Omdat nog geen eindbeslissing wordt gegeven, wordt nu ook nog geen beslissing genomen over de proceskosten.

4. De beslissing

De rechtbank:

4.1.

stelt vast dat [naam man], geboren op [geboortedatum man] te [geboorteplaats man], de ouder is van [naam kind 1], geboren op [geboortedatum kind 1] 2009 te [geboorteplaats kind 1], uit [naam vrouw];

4.2.

gelast de griffier een afschrift van deze beschikking te zenden aan de ambtenaar van de burgerlijke stand van de gemeente Capelle aan den IJssel op voet van het bepaalde in artikel 1:20e lid 1 BW;

4.3.

bepaalt dat de regeling inzake de uitoefening van het omgangsrecht tussen de man en [naam kind 1] als volgt zal zijn: één keer in de drie maanden, waarbij de man bijvoorbeeld mee kan gaan naar het thaiboxen van [naam kind 1];

4.4.

beveelt een onderzoek door een deskundige, te weten een DNA-onderzoek, ter beantwoording van de vraag of de man de biologische vader van de minderjarige [naam kind 2], geboren op [geboortedatum kind 2] 2013 te [geboorteplaats kind 2], kan zijn en met welke mate van waarschijnlijkheid;

4.5.

benoemt tot deskundige om voornoemd onderzoek op een door deze te bepalen plaats en tijdstip uit te voeren:

[naam 3] of een van de andere geautoriseerde rapporteurs van [naam bedrijf], werkzaam bij [naam bedrijf], [adres];

4.6.

stelt de hoogte van het voorschot op de kosten van de deskundige vast op een bedrag van € 685,-;

4.7.

legt aan partijen geen voorschot op;

4.8.

verzoekt de deskundige uiterlijk binnen drie maanden de uitspraak van deze beschikking een schriftelijk en ondertekend bericht ter griffie van de rechtbank in te leveren, onder bijvoeging van een gespecificeerde declaratie;

en alvorens verder te beslissen:

4.9.

bepaalt dat de behandeling van de zaak ten aanzien van het verzoek van de vrouw tot gerechtelijke vaststelling van het ouderschap van de minderjarige [naam kind 2] in afwachting van het deskundigenbericht wordt aangehouden tot 1 oktober 2021 PRO FORMA;

4.10.

bepaalt dat - zodra de rechtbank in de onderhavige zaak het deskundigenbericht heeft ontvangen - partijen in de gelegenheid gesteld zullen worden hierop schriftelijk te reageren;

4.11.

bepaalt dat de behandeling van de zaak ten aanzien van een regeling inzake de uitoefening van het omgangsrecht met betrekking tot de minderjarige [naam kind 2], indien mocht blijken dat de man de biologische vader is van hem, en de bijdrage in de kosten van verzorging en opvoeding van de minderjarige(n) wordt aangehouden tot 1 oktober 2021 PRO FORMA, om partijen in de gelegenheid te stellen de bijdrage in de kosten van verzorging van de minderjarige(n) in onderling overleg te regelen;

4.12.

indien partijen niet tot overeenstemming komen, dienen de advocaten van partijen uiterlijk tien dagen vóór voormelde pro forma datum alle nog niet overgelegde stukken in het geding te brengen met daarbij een nauwkeurige en uitputtende opgave van de resterende financiële geschilpunten;

4.13.

bepaalt dat partijen op de pro forma datum niet hoeven te verschijnen.
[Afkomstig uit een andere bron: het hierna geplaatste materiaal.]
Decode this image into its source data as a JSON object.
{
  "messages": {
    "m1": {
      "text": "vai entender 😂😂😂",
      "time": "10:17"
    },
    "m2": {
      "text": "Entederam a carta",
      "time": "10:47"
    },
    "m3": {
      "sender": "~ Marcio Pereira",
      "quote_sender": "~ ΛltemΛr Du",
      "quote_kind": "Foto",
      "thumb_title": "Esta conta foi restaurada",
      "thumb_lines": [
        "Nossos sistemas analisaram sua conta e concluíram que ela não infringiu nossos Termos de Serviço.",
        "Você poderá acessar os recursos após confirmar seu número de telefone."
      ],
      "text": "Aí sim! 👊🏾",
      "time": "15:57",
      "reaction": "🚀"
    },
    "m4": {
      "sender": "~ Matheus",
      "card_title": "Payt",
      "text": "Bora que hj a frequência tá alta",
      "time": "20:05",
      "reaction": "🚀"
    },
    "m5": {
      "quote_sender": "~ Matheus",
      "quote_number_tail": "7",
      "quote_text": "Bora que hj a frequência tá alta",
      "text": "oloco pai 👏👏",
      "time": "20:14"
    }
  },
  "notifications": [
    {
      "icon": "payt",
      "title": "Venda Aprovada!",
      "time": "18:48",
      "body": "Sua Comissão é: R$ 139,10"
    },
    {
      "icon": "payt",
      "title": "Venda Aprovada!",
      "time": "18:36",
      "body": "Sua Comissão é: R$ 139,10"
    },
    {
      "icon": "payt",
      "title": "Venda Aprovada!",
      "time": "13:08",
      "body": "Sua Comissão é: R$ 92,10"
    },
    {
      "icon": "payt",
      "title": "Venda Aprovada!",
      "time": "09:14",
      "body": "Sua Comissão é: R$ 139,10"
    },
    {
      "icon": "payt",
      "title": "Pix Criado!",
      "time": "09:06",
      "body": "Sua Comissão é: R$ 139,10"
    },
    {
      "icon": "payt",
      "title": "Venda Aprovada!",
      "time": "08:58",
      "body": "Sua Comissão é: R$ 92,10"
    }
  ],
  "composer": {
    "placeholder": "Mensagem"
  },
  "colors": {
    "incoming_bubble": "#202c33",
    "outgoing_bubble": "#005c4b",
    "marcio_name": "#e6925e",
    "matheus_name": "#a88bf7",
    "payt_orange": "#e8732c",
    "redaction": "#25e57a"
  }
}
Deze beschikking is gegeven door mr. H.C.A. de Groot, rechter, tevens kinderrechter, en in het openbaar uitgesproken in tegenwoordigheid van de griffier mr. I.J.P.M. Hulsman op 27 juli 2021.

Tegen deze beschikking kan – voor zover er definitief is beslist – door tussenkomst van een advocaat hoger beroep worden ingesteld bij het gerechtshof Den Haag. De verzoekende partij en verschenen belanghebbenden moeten het hoger beroep binnen de termijn van drie maanden na de dag van de uitspraak instellen. Andere belanghebbenden moeten het beroep instellen binnen drie maanden na de betekening van deze beschikking of nadat deze hun op andere wijze bekend is geworden.